Ketua Dewan Perwakilan Rakyat (DPR) Setya Novanto berjalan keluar ruangan seusai menjalani sidang etik Mahkamah Kehormatan Dewan (MKD) di Gedung Nusantara II, Kompleks Parlemen Senayan, Jakarta, 7 Desember 2015. Menurut pernyataan anggota MKD asal Fraksi Demokrat Guntur Sasono, Setya Novanto membantah keterangan pengadu, Menteri ESDM Sudirman Said, dan juga saksi yakni Presiden Direktur PT Freeport Indonesia Maroef Sjamsoeddin. TEMPO/Dhemas Reviyanto
TEMPO.CO, Jakarta - Anggota Mahkamah Kehormatan Dewan Perwakilan Rakyat dari Fraksi Partai Hanura, Syarifuddin Sudding, mengatakan, dalam sidang MKD yang digelar pada 7 Desember lalu, Ketua DPR Setya Novanto tidak membantah secara tegas isi rekaman yang diserahkan Menteri Energi dan Sumber Daya Mineral Sudirman Said.
"Dia hanya merasa keberatan rekaman itu diambil tanpa seizin dan sepengetahuan dirinya," katanya saat ditemui seusai sidang MKD dengan agenda pemeriksaan Menteri Koordinator Politik, Hukum, dan Keamanan Luhut Binsar Pandjaitan pada Senin, 14 Desember 2015.
Sudding sendiri telah memutuskan sanksi yang akan diberikan kepada Setya. "Masak, ya, harus saya sampaikan sekarang?
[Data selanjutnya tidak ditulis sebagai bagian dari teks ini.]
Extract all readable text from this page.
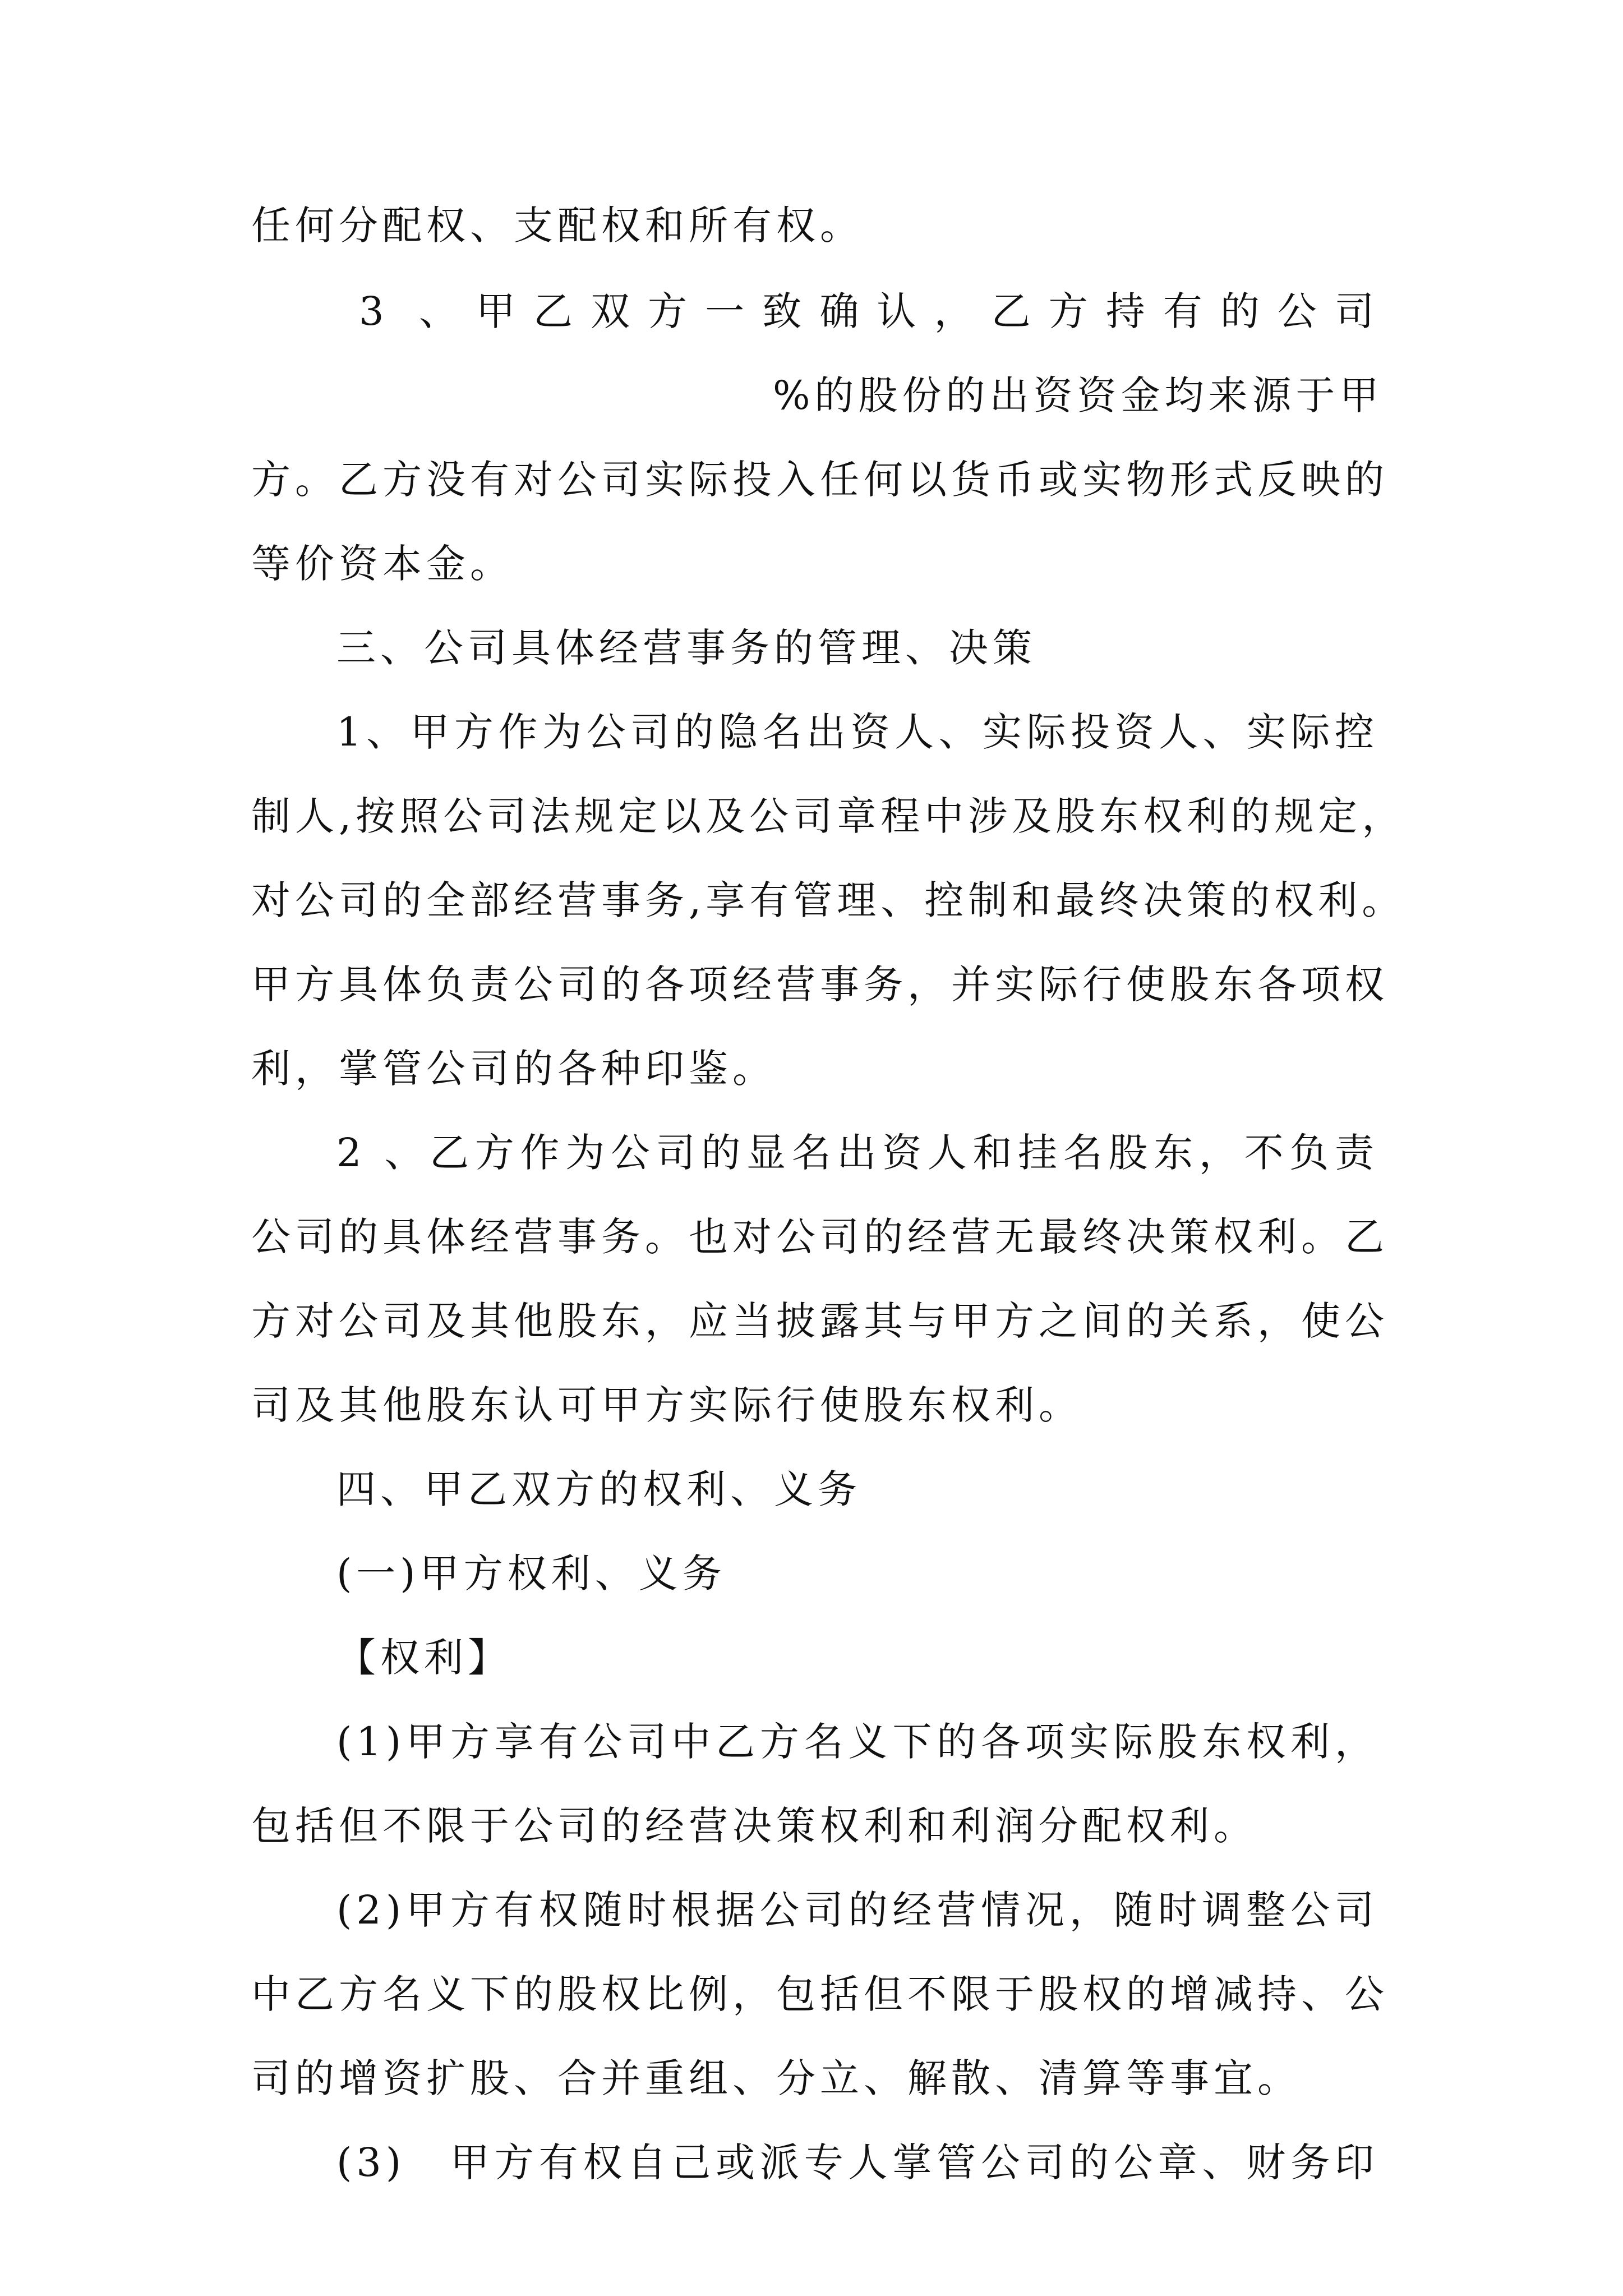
任何分配权、支配权和所有权。
3 、甲乙双方一致确认，乙方持有的公司
%的股份的出资资金均来源于甲
方。乙方没有对公司实际投入任何以货币或实物形式反映的
等价资本金。
三、公司具体经营事务的管理、决策
1、甲方作为公司的隐名出资人、实际投资人、实际控
制人,按照公司法规定以及公司章程中涉及股东权利的规定，
对公司的全部经营事务,享有管理、控制和最终决策的权利。
甲方具体负责公司的各项经营事务，并实际行使股东各项权
利，掌管公司的各种印鉴。
2 、乙方作为公司的显名出资人和挂名股东，不负责
公司的具体经营事务。也对公司的经营无最终决策权利。乙
方对公司及其他股东，应当披露其与甲方之间的关系，使公
司及其他股东认可甲方实际行使股东权利。
四、甲乙双方的权利、义务
(一)甲方权利、义务
【权利】
(1)甲方享有公司中乙方名义下的各项实际股东权利，
包括但不限于公司的经营决策权利和利润分配权利。
(2)甲方有权随时根据公司的经营情况，随时调整公司
中乙方名义下的股权比例，包括但不限于股权的增减持、公
司的增资扩股、合并重组、分立、解散、清算等事宜。
(3)　甲方有权自己或派专人掌管公司的公章、财务印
Nanti saja di rapat internal, baru akan saya sampaikan. Yang jelas, menurut saya, MKD seharusnya sudah bisa memutuskan apa sanksi bagi Pak Setya sebelum reses," tuturnya.
Menurut Sudding, MKD seharusnya sudah bisa menyimpulkan apa sanksi bagi Setya tanpa memanggil Riza. Dia pun berujar rekaman asli tidak diperlukan karena, "Yang penting adalah isi rekamannya. Bukan ilegal atau tidaknya. Kalau masalah hukum, biar Kejaksaan Agung yang memutuskan," tuturnya.
Selama tiga jam, hari ini MKD telah memeriksa Luhut dalam sidang yang berlangsung terbuka terkait dengan kasus pencatutan nama Presiden Joko Widodo, yang diduga dilakukan Ketua DPR Setya Novanto. Dalam persidangan, Luhut menegaskan bahwa dirinya tidak mengetahui pertemuan Setya dengan pengusaha minyak M. Riza Chalid dan Presiden Direktur PT Freeport Indonesia Maroef Sjamsoeddin.
Luhut pun menegaskan bahwa dirinya konsisten dengan perpanjangan kontrak karya PT Freeport Indonesia yang seharusnya dilakukan pada 2019. Namun Luhut mengaku tidak ambil pusing soal penyebutan namanya sebanyak 66 kali dalam rekaman pembicaraan tersebut.